L'immigration reste donc une donnée fondamentale dans la société française. Elle contribue de manière décisive à la configuration des classes populaires.

Cependant notre époque se caractérise par un niveau à la fois élevé et durable de la xénophobie voire du racisme. Soulignons à cet égard que la question de l'immigration apparaît à l'Agenda politique dès le milieu des années soixante-dix et l'adoption de la Loi d'arrêt de l'immigration déjà évoquée. Elle s'est installée, depuis trente ans, comme un thème majeur de la vie politique française, durée tout à fait exceptionnelle.
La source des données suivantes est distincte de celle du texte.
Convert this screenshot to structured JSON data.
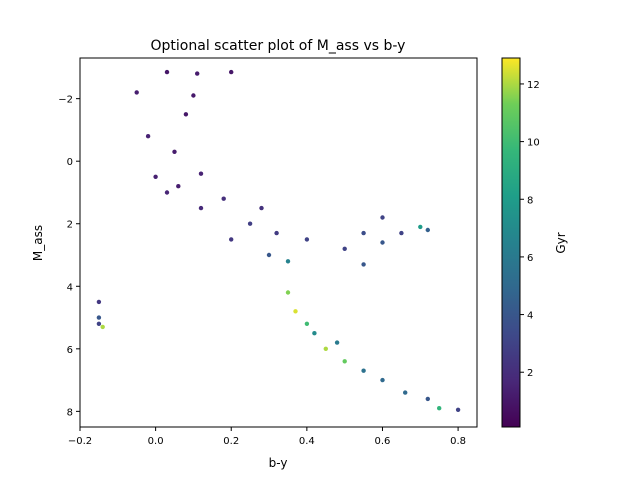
{
  "chart_data": {
    "type": "scatter",
    "title": "Optional scatter plot of M_ass vs b-y",
    "xlabel": "b-y",
    "ylabel": "M_ass",
    "xlim": [
      -0.2,
      0.85
    ],
    "ylim": [
      8.5,
      -3.3
    ],
    "y_inverted": true,
    "xticks": [
      -0.2,
      0.0,
      0.2,
      0.4,
      0.6,
      0.8
    ],
    "xtick_labels": [
      "−0.2",
      "0.0",
      "0.2",
      "0.4",
      "0.6",
      "0.8"
    ],
    "yticks": [
      -2,
      0,
      2,
      4,
      6,
      8
    ],
    "ytick_labels": [
      "−2",
      "0",
      "2",
      "4",
      "6",
      "8"
    ],
    "grid": false,
    "colorbar": {
      "label": "Gyr",
      "range": [
        0.1,
        12.9
      ],
      "ticks": [
        2,
        4,
        6,
        8,
        10,
        12
      ],
      "tick_labels": [
        "2",
        "4",
        "6",
        "8",
        "10",
        "12"
      ],
      "colormap": "viridis"
    },
    "points": [
      {
        "x": 0.03,
        "y": -2.85,
        "c": 1.0
      },
      {
        "x": 0.11,
        "y": -2.8,
        "c": 1.2
      },
      {
        "x": 0.2,
        "y": -2.85,
        "c": 1.0
      },
      {
        "x": -0.05,
        "y": -2.2,
        "c": 1.3
      },
      {
        "x": 0.1,
        "y": -2.1,
        "c": 1.1
      },
      {
        "x": 0.08,
        "y": -1.5,
        "c": 1.0
      },
      {
        "x": -0.02,
        "y": -0.8,
        "c": 1.5
      },
      {
        "x": 0.05,
        "y": -0.3,
        "c": 1.2
      },
      {
        "x": 0.0,
        "y": 0.5,
        "c": 1.4
      },
      {
        "x": 0.03,
        "y": 1.0,
        "c": 1.6
      },
      {
        "x": 0.06,
        "y": 0.8,
        "c": 1.3
      },
      {
        "x": 0.12,
        "y": 0.4,
        "c": 1.5
      },
      {
        "x": 0.12,
        "y": 1.5,
        "c": 1.8
      },
      {
        "x": 0.18,
        "y": 1.2,
        "c": 2.1
      },
      {
        "x": 0.2,
        "y": 2.5,
        "c": 2.5
      },
      {
        "x": 0.25,
        "y": 2.0,
        "c": 2.8
      },
      {
        "x": 0.3,
        "y": 3.0,
        "c": 4.0
      },
      {
        "x": 0.32,
        "y": 2.3,
        "c": 2.6
      },
      {
        "x": 0.28,
        "y": 1.5,
        "c": 2.2
      },
      {
        "x": 0.35,
        "y": 3.2,
        "c": 6.5
      },
      {
        "x": 0.35,
        "y": 4.2,
        "c": 11.5
      },
      {
        "x": 0.37,
        "y": 4.8,
        "c": 12.5
      },
      {
        "x": 0.4,
        "y": 5.2,
        "c": 10.0
      },
      {
        "x": 0.42,
        "y": 5.5,
        "c": 7.0
      },
      {
        "x": 0.45,
        "y": 6.0,
        "c": 12.0
      },
      {
        "x": 0.5,
        "y": 6.4,
        "c": 11.0
      },
      {
        "x": 0.48,
        "y": 5.8,
        "c": 6.0
      },
      {
        "x": 0.55,
        "y": 6.7,
        "c": 5.5
      },
      {
        "x": 0.6,
        "y": 7.0,
        "c": 5.0
      },
      {
        "x": 0.66,
        "y": 7.4,
        "c": 5.0
      },
      {
        "x": 0.72,
        "y": 7.6,
        "c": 4.0
      },
      {
        "x": 0.75,
        "y": 7.9,
        "c": 9.5
      },
      {
        "x": 0.8,
        "y": 7.95,
        "c": 3.0
      },
      {
        "x": 0.4,
        "y": 2.5,
        "c": 3.0
      },
      {
        "x": 0.5,
        "y": 2.8,
        "c": 3.0
      },
      {
        "x": 0.55,
        "y": 2.3,
        "c": 3.5
      },
      {
        "x": 0.6,
        "y": 2.6,
        "c": 4.0
      },
      {
        "x": 0.65,
        "y": 2.3,
        "c": 3.0
      },
      {
        "x": 0.7,
        "y": 2.1,
        "c": 8.0
      },
      {
        "x": 0.72,
        "y": 2.2,
        "c": 4.5
      },
      {
        "x": 0.55,
        "y": 3.3,
        "c": 4.0
      },
      {
        "x": 0.6,
        "y": 1.8,
        "c": 3.0
      },
      {
        "x": -0.15,
        "y": 4.5,
        "c": 2.5
      },
      {
        "x": -0.15,
        "y": 5.0,
        "c": 4.0
      },
      {
        "x": -0.14,
        "y": 5.3,
        "c": 12.0
      },
      {
        "x": -0.15,
        "y": 5.2,
        "c": 3.0
      }
    ]
  }
}
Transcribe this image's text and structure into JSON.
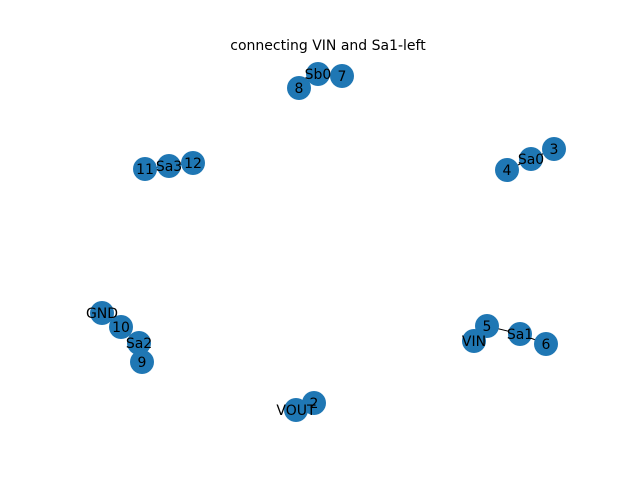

En effet, cette question se pose de manière récurrente dans notre société (Noiriel, 1988 ; Schor, 1996) mais jamais sur une aussi longue période ni, sans doute, sur le même mode. Certainement, et contrairement à certaines idées reçues encore aujourd'hui, toutes les époques et toutes les immigrations ont connu leur lot de difficultés, de souffrances et de xénophobie (Noiriel, 2007 ; Ponty, 2003) mais il semblerait que cette période se caractérise par l'apparition de phénomènes nouveaux dans les rapports entre les immigrés et les autres membres des classes populaires.

De nombreux travaux ont soulignés l'ampleur des attitudes de rejet à l'égard des étrangers, et rejet que l'on pourrait qualifier d'incompatibilité identitaire « parce que c'est eux, parce que c'est nous ».

La montée relativement brutale du vote Front national dans les années quatre-vingt peut être considérée comme le symptôme le plus voyant de ce phénomène.

De manière symétrique on assiste à un mécanisme de mise à distance de la société française dans certaines fractions de la population immigrée, notamment chez les jeunes. L'émergence de phénomènes communautaristes où le recours à l'Islam qu'on observe alors fonctionne comme revendication identitaire dans la mise à distance à l'identité française. Cette situation marque une crispation des rapports entre fractions des classes populaires. Un affichage marqué des différences identitaires permet de s'affirmer et de se distinguer dans le refus de l'Autre.

Rien ne semble alors susceptible d'établir des ponts sur un fossé qui va grandissant.

C'est ainsi que se creuse progressivement un déficit évident d'intégration par rupture du lien entre ces fractions des classes populaires.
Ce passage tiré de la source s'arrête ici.